MP3 Export Options
From Audacity Manual
- Accessed by: button
Bit Rate Mode
These offer four different ways to control the trade-off between the size and quality of the exported files.
- Preset: This gives you a choice of four presets recommended by the LAME developers. Each preset is a combination of various encoding parameters as shown in the table below. These are recommended, easy to use settings unless you have reason to experiment with other parameters. As a rough guide to the claims made for these presets, uncritical listeners with quality equipment may perceive a file encoded with Extreme preset to be indistinguishable from the original, and those with budget equipment should perceive little difference from the original file with Standard preset. The Insane preset is constant bit rate, as opposed to the variable bit rate used by the other presets (see the explanation in the following sections). Files encoded with Insane preset take a fixed 2.2 MB per minute, often double the size of Extreme preset, with very little audible improvement.
Preset Target kbps kbps range -b switch
(minimum kbps)$Lowpass Insane 320 320 CBR - - Extreme 245 220-260 128 19383 Hz - 19916 Hz Standard 190 170-210 128 18671 Hz - 19205 Hz Medium 165 145-185 - 17960 Hz - 18494 Hz
- $ Standard speed only
- Variable: This mode continuously varies the bit rate used according to the complexity of the sound, in an attempt to maintain the quality of the recording at a consistent level. The settings range from 0 (highest quality) to 9 (smallest file size). Each setting defines a range of bit rates within which it will generally operate. Level 0 is comparable to the Extreme preset mentioned above, level 2 is comparable to Standard and level 4 to Medium presets. Variable bit rate offers the best quality compared to the Average and Constant bit rate options in most circumstances (extremely quiet music is one exception). It will tend to give you somewhat smaller file sizes for a given degree of quality, but the actual file sizes can't be accurately predicted in advance.
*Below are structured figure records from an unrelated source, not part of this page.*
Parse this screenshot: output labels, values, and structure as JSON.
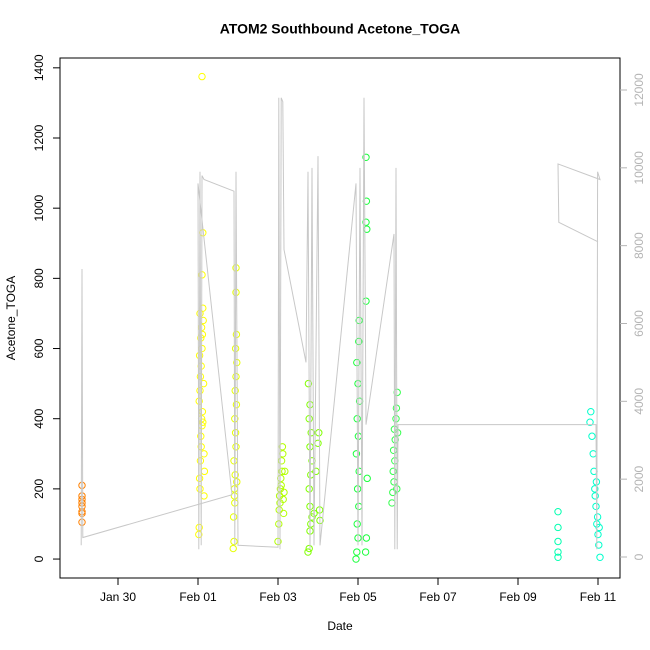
{
  "chart_data": {
    "type": "scatter",
    "title": "ATOM2 Southbound Acetone_TOGA",
    "x_label": "Date",
    "y_label": "Acetone_TOGA",
    "xlim": [
      28.55,
      42.55
    ],
    "ylim": [
      -54,
      1428
    ],
    "y2lim": [
      -540,
      12822
    ],
    "xticks": [
      {
        "value": 30,
        "label": "Jan 30"
      },
      {
        "value": 32,
        "label": "Feb 01"
      },
      {
        "value": 34,
        "label": "Feb 03"
      },
      {
        "value": 36,
        "label": "Feb 05"
      },
      {
        "value": 38,
        "label": "Feb 07"
      },
      {
        "value": 40,
        "label": "Feb 09"
      },
      {
        "value": 42,
        "label": "Feb 11"
      }
    ],
    "yticks": [
      0,
      200,
      400,
      600,
      800,
      1000,
      1200,
      1400
    ],
    "y2ticks": [
      0,
      2000,
      4000,
      6000,
      8000,
      10000,
      12000
    ],
    "series": [
      {
        "color": "#ff8000",
        "x": [
          29.1,
          29.1,
          29.1,
          29.1,
          29.1,
          29.1,
          29.1,
          29.1
        ],
        "values": [
          105,
          130,
          135,
          150,
          160,
          170,
          180,
          210
        ]
      },
      {
        "color": "#ffff00",
        "x": [
          32.02,
          32.03,
          32.05,
          32.04,
          32.06,
          32.08,
          32.07,
          32.1,
          32.09,
          32.11,
          32.12,
          32.03,
          32.05,
          32.06,
          32.08,
          32.04,
          32.1,
          32.07,
          32.09,
          32.05,
          32.12,
          32.13,
          32.11,
          32.14,
          32.15,
          32.16,
          32.1,
          32.12,
          32.1,
          32.15
        ],
        "values": [
          70,
          90,
          200,
          230,
          280,
          320,
          350,
          380,
          400,
          420,
          390,
          450,
          480,
          520,
          550,
          580,
          600,
          630,
          660,
          700,
          715,
          680,
          640,
          500,
          300,
          250,
          810,
          930,
          1375,
          180
        ]
      },
      {
        "color": "#e6ff00",
        "x": [
          32.88,
          32.9,
          32.89,
          32.92,
          32.91,
          32.93,
          32.9,
          32.95,
          32.94,
          32.92,
          32.96,
          32.93,
          32.95,
          32.97,
          32.94,
          32.96,
          32.95,
          32.95,
          32.91,
          32.97
        ],
        "values": [
          30,
          50,
          120,
          160,
          200,
          240,
          280,
          320,
          360,
          400,
          440,
          480,
          520,
          560,
          600,
          640,
          760,
          830,
          180,
          220
        ]
      },
      {
        "color": "#b3ff00",
        "x": [
          34.0,
          34.02,
          34.03,
          34.05,
          34.04,
          34.06,
          34.08,
          34.07,
          34.1,
          34.09,
          34.12,
          34.11,
          34.15,
          34.17,
          34.13,
          34.14
        ],
        "values": [
          50,
          100,
          140,
          160,
          180,
          200,
          210,
          230,
          250,
          280,
          300,
          320,
          190,
          250,
          170,
          130
        ]
      },
      {
        "color": "#80ff00",
        "x": [
          34.75,
          34.78,
          34.8,
          34.82,
          34.85,
          34.8,
          34.78,
          34.82,
          34.85,
          34.8,
          34.83,
          34.78,
          34.8,
          34.76,
          34.9,
          34.95,
          35.0,
          35.02,
          35.04,
          35.05
        ],
        "values": [
          20,
          30,
          80,
          100,
          120,
          150,
          200,
          240,
          280,
          320,
          360,
          400,
          440,
          500,
          130,
          250,
          330,
          360,
          140,
          110
        ]
      },
      {
        "color": "#1aff3c",
        "x": [
          35.95,
          35.97,
          36.0,
          35.98,
          36.02,
          35.99,
          36.03,
          35.96,
          36.01,
          35.98,
          36.04,
          36.0,
          35.97,
          36.02,
          36.03,
          36.2,
          36.21,
          36.2,
          36.22,
          36.2,
          36.23,
          36.19,
          36.21
        ],
        "values": [
          0,
          20,
          60,
          100,
          150,
          200,
          250,
          300,
          350,
          400,
          450,
          500,
          560,
          620,
          680,
          1145,
          1020,
          960,
          940,
          735,
          230,
          20,
          60
        ]
      },
      {
        "color": "#33ff4d",
        "x": [
          36.85,
          36.87,
          36.9,
          36.88,
          36.92,
          36.89,
          36.93,
          36.91,
          36.95,
          36.96,
          36.98,
          36.97,
          36.99
        ],
        "values": [
          160,
          190,
          220,
          250,
          280,
          310,
          340,
          370,
          400,
          430,
          475,
          200,
          360
        ]
      },
      {
        "color": "#00ffb0",
        "x": [
          41.0,
          41.0,
          41.0,
          41.0,
          41.0
        ],
        "values": [
          5,
          20,
          50,
          90,
          135
        ]
      },
      {
        "color": "#00ffcc",
        "x": [
          41.8,
          41.82,
          41.85,
          41.88,
          41.9,
          41.92,
          41.95,
          41.97,
          42.0,
          42.02,
          42.05,
          41.93,
          41.96,
          41.99,
          42.03
        ],
        "values": [
          390,
          420,
          350,
          300,
          250,
          200,
          150,
          100,
          70,
          40,
          5,
          180,
          220,
          120,
          90
        ]
      },
      {
        "color": "#c8c8c8",
        "axis": "y2",
        "x": [
          29.08,
          29.1,
          29.12,
          32.85,
          32.0,
          32.02,
          32.05,
          32.08,
          32.1,
          32.15,
          32.9,
          32.92,
          32.95,
          33.0,
          34.0,
          34.02,
          34.05,
          34.08,
          34.12,
          34.15,
          34.7,
          34.75,
          34.8,
          34.85,
          34.9,
          35.0,
          35.05,
          35.95,
          36.0,
          36.05,
          36.1,
          36.15,
          36.2,
          36.9,
          36.92,
          36.95,
          36.98,
          37.0,
          41.95,
          41.97,
          41.99,
          42.05,
          41.0,
          41.02,
          42.0
        ],
        "values": [
          300,
          7400,
          500,
          1600,
          9600,
          200,
          9900,
          300,
          9800,
          9700,
          9400,
          300,
          9900,
          300,
          250,
          11800,
          200,
          11800,
          11700,
          7900,
          5000,
          9900,
          200,
          10000,
          300,
          10300,
          300,
          9600,
          300,
          10000,
          300,
          11800,
          3400,
          8300,
          200,
          10000,
          200,
          3400,
          3400,
          200,
          9900,
          9700,
          10100,
          8600,
          8100
        ]
      }
    ]
  }
}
- Average: This sets a known, average bit rate for the file, but within this average permits some fluctuations in bit rate to reflect the relative difficulty of encoding the file. Not as of so consistently high quality as variable bit rate, but generally preferable to constant bit rate if you need to know more or less how large your files will be. Offers bit rates from 8 kbps to 320 kbps.
- Constant: Sets a constant bit rate for the encoding, regardless of its complexity. Of the four bit rate modes, this usually gives the worst, least consistent quality for a given file size, but that size itself is completely predictable. Use this option if you are streaming the file over the internet, as it ensures the audio cannot stutter due to sudden short peaks in the bit rate. Offers the same choice of bit rates as average bit rate - the default Audacity rate (128 kbps) gives you a known file size of about 1 MB per minute of mono or stereo audio.
Quality
This list lets you select the bit rate (in kbps, or kilobits per second) for encoding your file. A higher bit rate always gives better quality but at the expense of a larger file size, and vice-versa. The bit rates are absolute for average and constant bit rate modes, but expressed as a range for the variable and preset modes (except for the Insane preset).
Variable Speed
Choice of variable speed is available when using variable bit rate encoding. It determines the speed and accuracy at which the encoding algorithm performs its calculations. Standard provides the best results, but will take longer to encode than the Fast option.
Channel Mode
This controls how the two channels of a stereo recording are processed during encoding:
- Joint Stereo converts the Left and Right channels into two different signals: Sum (Left plus Right, mono) and Difference (the difference between the two channels, Left minus Right). This allows recordings with relatively little stereo separation to be encoded more efficiently - more bits can be allocated to the Sum channel because there is relatively difference to encode. The higher the bit rate you use, the less the audible difference that's likely to result from using Joint Stereo.
- Stereo encodes the left and right signals independently, redistributing bits between the channels as required to get the best encoding.